A reserva legal na Amazônia é de 80%; o proprietário só pode desmatar 20% da floresta da sua propriedade. A notícia foi que o governo estaria estudando anistiar quem desmatou até 50%, o que significaria legalizar o desmatamento criminoso de 220.000km², segundo a conta do "Estado".

Essa é a mesma idéia de um projeto no Congresso dos ruralistas. Eles querem modificar o Código Florestal aprovado no governo Fernando Henrique. Mas, para não ficarem dúvidas de que é uma história sem mocinhos, o senador tucano Flexa Ribeiro é o autor do projeto para permitir que a área desmatada ilegalmente seja legalizada e se permita a sua "recuperação" com plantio de espécies exóticas, como o eucalipto. Uma das grandes entusiastas é a senadora Kátia Abreu, do DEM. Outro que lidera o lobby é o governador Blairo Maggi, do PR. Agora o governo do PT propõe uma idéia semelhante que, claro, recebe o apoio de toda essa bancada suprapartidária.

Vai ver é por mero acaso, mas os mesmos Flexa Ribeiro e Kátia Abreu estiveram na Pagrisa, em solidariedade ao dono da fazenda, quando houve lá o flagrante de trabalho escravo. Vai ver é mesmo só coincidência.

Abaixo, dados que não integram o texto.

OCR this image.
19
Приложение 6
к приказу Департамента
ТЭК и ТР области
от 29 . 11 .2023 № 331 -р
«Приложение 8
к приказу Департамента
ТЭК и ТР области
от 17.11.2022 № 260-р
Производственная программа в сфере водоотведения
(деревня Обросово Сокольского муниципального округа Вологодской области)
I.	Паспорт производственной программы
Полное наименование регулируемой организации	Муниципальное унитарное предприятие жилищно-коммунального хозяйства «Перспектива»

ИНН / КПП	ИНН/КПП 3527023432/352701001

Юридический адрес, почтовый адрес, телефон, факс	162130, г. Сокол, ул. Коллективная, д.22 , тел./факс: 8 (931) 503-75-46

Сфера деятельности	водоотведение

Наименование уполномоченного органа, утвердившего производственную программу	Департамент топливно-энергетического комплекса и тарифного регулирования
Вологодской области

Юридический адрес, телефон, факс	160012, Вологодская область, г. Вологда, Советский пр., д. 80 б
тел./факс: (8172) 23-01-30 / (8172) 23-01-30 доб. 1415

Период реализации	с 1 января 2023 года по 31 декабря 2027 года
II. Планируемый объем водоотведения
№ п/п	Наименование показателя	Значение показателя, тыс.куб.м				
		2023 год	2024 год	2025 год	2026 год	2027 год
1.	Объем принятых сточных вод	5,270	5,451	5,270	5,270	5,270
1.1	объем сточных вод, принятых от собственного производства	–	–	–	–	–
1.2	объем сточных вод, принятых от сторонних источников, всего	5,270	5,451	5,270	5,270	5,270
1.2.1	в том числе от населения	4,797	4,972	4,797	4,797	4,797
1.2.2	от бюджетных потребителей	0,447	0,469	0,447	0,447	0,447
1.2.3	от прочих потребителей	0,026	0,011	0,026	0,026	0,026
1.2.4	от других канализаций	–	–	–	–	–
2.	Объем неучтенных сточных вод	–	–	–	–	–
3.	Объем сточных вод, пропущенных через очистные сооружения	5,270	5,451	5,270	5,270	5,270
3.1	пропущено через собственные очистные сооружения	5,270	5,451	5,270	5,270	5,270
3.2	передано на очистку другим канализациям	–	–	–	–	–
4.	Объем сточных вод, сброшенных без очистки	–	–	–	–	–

Ontem à tarde, os ministérios do Meio Ambiente e da Agricultura divulgaram uma nota conjunta dizendo que não estão "trabalhando com qualquer proposta de anistia" para quem não respeitou a reserva legal. Faltou explicar por que o secretário-executivo do Ministério do Meio Ambiente até deu uma justificativa para a idéia: "É uma forma de diminuir a pressão por novos desmatamentos."

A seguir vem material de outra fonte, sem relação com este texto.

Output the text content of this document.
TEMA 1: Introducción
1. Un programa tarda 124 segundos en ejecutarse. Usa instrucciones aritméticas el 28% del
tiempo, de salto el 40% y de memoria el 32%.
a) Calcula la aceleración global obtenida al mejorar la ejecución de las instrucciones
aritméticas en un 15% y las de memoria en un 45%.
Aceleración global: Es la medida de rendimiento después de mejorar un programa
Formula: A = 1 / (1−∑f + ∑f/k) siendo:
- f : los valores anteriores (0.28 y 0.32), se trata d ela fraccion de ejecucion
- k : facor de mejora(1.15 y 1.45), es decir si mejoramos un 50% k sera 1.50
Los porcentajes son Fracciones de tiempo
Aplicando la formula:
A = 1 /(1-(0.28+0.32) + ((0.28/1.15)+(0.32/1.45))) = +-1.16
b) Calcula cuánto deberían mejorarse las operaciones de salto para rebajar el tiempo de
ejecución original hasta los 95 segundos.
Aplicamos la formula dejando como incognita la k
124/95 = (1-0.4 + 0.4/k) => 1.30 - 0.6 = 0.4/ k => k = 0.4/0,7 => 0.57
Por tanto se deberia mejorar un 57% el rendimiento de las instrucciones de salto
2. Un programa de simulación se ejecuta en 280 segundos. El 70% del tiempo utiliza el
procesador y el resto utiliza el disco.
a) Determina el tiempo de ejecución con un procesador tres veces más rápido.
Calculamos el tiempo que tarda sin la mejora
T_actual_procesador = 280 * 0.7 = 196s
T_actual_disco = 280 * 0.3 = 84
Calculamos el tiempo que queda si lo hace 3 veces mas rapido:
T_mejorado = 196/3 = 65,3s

Esta é apenas uma das várias confusões já feitas neste matagal de idas e vindas, confirmações e desmentidos, posições conflitantes e ambigüidades desde que foram divulgados os dados confirmando as informações de ONGs de que era visível o aumento do ritmo do desmatamento.

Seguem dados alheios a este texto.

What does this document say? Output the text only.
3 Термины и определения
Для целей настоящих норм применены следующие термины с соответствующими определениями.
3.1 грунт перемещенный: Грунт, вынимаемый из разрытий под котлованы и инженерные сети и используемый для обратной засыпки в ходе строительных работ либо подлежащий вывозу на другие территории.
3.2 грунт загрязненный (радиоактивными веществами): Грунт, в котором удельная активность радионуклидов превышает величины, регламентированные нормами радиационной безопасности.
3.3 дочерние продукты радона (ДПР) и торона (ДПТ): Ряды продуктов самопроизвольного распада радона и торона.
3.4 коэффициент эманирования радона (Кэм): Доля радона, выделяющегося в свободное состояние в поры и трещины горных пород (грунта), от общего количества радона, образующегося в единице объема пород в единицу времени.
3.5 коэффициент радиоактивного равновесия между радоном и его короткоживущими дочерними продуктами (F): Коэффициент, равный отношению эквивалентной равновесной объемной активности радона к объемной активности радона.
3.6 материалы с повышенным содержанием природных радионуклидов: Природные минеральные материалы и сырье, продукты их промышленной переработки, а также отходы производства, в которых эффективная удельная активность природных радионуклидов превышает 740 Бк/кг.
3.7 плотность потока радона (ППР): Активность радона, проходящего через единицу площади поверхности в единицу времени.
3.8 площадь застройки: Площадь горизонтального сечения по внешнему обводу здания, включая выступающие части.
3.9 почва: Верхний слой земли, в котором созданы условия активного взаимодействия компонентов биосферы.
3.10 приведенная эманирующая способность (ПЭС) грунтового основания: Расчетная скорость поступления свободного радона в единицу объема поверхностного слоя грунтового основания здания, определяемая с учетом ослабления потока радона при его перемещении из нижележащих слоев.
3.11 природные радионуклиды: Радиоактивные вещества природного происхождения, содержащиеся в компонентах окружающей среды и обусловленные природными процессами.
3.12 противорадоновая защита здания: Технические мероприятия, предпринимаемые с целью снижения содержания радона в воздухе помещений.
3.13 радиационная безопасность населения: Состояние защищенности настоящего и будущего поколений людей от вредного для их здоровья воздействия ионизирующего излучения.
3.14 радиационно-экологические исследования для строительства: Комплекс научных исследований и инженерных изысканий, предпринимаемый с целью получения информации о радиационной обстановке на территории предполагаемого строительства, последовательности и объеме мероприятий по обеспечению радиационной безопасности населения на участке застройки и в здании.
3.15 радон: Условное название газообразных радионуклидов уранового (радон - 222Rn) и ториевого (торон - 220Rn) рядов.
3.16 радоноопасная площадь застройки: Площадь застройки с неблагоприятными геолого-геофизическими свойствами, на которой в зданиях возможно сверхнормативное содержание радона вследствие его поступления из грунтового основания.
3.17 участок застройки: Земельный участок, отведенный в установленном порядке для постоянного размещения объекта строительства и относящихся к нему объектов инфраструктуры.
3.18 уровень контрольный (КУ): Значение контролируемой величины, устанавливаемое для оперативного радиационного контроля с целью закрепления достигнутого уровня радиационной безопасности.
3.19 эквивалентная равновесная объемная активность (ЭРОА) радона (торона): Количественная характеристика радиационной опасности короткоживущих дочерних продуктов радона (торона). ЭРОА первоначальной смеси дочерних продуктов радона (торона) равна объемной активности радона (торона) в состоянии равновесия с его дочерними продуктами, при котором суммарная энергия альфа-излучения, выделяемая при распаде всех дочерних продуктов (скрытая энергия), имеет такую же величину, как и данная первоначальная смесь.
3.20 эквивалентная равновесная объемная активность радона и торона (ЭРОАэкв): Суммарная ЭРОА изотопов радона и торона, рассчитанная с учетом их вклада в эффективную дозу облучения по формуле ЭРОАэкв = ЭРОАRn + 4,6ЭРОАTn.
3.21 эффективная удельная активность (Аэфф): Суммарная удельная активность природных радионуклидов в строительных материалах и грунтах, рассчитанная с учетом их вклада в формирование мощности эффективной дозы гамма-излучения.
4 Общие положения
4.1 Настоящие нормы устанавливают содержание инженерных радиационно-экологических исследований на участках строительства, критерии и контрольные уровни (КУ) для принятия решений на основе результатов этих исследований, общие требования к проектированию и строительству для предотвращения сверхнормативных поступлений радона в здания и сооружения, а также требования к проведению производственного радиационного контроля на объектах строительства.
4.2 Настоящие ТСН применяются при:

A primeira reação do governo, no dia 23 de janeiro, foi a convocação de uma reunião de emergência, da qual saíram medidas: envio de uma força tarefa à região; mais postos de fiscalização; suspensão do financiamento de bancos federais, inclusive do Pronaf, a quem desmatou; proibição de comercialização de produtos de áreas embargadas por desmatamento. A punição se estenderia pela cadeia produtiva, punindo quem foi o receptador de qualquer produção de área desmatada ilegalmente.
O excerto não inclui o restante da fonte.